De acuerdo con su tema, el relato de Herrera es arqueológico: desentierra una historia de la que, como indica, “quedan pocos rastros”. Los fragmentos del expediente que registra el suceso distinguen ya entre los “hombres favoritos” y los que “desde siempre estuvieron condenados”. Lo que parecería una cuestión de destino corresponde, sin embargo, a algo mucho más pedestre: se trata de la estructuración clasista y de dominación biopolítica que forma parte de la historia de América desde el Descubrimiento, y que ha sido refrendada por la política nacional, en todas sus etapas.

Una serie de ausencias y silencios marcan, como un presagio, la catástrofe que se aproxima: no sonaron las campanas de alerta, no se vieron las llamas, pero el olor a madera quemada y el aire caliente delatan el suceso. La lógica del texto de Herrera es ir pautando un proceso de toma de decisiones sobre quien vive o muere en la mina El Bordo, en un contexto de acelerada temporalidad, avivada por el avance implacable del fuego.

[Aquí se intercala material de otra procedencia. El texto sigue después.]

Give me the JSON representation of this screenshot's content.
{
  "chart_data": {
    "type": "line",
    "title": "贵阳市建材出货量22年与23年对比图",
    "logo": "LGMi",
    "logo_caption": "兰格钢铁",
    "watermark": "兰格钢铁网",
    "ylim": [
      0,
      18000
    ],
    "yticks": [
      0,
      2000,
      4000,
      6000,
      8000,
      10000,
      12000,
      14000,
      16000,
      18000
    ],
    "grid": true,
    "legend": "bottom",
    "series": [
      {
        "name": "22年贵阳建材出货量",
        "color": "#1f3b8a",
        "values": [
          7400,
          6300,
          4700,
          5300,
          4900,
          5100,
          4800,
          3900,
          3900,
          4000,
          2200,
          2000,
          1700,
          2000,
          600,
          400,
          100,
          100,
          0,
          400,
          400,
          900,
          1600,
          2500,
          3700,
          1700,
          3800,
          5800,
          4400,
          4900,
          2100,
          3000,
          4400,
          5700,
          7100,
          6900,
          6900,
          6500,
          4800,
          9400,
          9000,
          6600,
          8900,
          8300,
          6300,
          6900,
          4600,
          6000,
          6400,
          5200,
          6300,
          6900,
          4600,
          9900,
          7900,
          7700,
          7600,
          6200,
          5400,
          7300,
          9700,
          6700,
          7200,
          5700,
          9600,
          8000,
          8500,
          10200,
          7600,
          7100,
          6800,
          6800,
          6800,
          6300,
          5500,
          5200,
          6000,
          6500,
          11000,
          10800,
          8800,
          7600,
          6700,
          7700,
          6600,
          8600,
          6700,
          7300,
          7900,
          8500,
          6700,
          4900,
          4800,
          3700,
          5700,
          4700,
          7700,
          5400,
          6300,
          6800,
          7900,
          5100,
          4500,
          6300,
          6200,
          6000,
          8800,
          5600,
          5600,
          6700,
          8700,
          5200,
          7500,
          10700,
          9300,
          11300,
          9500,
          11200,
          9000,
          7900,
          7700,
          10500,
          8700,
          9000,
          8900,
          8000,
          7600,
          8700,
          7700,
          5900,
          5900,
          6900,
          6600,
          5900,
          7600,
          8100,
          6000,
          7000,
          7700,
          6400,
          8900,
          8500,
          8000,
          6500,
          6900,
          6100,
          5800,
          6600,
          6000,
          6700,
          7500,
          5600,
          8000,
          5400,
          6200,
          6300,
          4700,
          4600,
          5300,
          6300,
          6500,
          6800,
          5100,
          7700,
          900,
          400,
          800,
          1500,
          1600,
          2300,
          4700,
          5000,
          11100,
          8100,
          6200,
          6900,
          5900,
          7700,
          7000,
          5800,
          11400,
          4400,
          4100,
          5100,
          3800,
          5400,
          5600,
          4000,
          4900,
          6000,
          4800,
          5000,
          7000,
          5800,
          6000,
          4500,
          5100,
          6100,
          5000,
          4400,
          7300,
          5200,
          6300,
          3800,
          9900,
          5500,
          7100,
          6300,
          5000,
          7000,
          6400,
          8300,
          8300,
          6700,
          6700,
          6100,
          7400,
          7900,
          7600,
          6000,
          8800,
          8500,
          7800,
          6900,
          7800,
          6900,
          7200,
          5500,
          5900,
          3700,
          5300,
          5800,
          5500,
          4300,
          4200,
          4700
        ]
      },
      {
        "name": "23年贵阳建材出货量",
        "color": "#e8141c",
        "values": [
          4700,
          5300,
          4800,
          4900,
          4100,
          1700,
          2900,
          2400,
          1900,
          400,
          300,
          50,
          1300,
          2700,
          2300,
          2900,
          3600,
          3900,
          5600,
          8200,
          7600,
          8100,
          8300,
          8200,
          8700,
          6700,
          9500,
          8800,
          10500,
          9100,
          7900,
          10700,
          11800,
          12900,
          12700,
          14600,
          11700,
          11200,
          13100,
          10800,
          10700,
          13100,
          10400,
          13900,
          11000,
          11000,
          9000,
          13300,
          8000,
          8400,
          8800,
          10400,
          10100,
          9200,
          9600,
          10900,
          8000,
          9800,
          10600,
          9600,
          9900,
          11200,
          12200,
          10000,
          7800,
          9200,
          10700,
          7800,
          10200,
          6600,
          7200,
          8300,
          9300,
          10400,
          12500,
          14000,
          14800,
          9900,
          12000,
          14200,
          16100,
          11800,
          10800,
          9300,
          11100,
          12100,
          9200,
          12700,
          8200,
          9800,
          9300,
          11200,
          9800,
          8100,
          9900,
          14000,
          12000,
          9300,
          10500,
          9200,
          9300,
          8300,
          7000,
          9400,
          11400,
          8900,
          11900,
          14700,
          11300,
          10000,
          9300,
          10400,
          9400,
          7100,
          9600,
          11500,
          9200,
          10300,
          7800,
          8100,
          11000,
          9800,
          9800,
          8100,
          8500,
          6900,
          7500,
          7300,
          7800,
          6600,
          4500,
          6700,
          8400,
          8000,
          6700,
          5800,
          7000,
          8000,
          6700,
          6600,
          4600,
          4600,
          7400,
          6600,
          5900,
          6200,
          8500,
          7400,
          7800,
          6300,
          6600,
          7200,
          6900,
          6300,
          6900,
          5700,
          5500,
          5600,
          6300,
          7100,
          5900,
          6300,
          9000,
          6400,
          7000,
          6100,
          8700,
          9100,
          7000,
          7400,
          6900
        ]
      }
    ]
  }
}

Los distintos niveles de la mina parecen indicar, azarosamente, diferentes grados de conciencia. Los nombres de los hombres se recuperan como señales de identidad: Delfino Rendón, Agustín Hernández, Edmundo Olascoaga, Antonio López de Nava, José Linares, y se van sucediendo a lo largo del texto personalizando a quienes eran mucho más que mano de obra barata, seres de carne y hueso, con familias, historias personales, funciones y sentimientos de solidaridad por sus compañeros de infortunio. Las jaulas que suben a los hombres a la superficie van extrayendo a algunos y dejando a muchos detrás, pero arrastran también indicios de la muerte: “Cisneros dijo haber visto masa encefálica en una de las sogas de las chalupas, y jirones de ropa, seguramente de alguien que al ver la chalupa pasar intentó prenderla en su vuelta a la superficie” (IMB 16). La forma grotesca en que se manifiesta el clima de muerte apunta a la precariedad de las medidas de seguridad que debían proteger a los trabajadores, y contrastan con la aséptica relación de informes oficiales, que buscan des-dramatizar la catástrofe.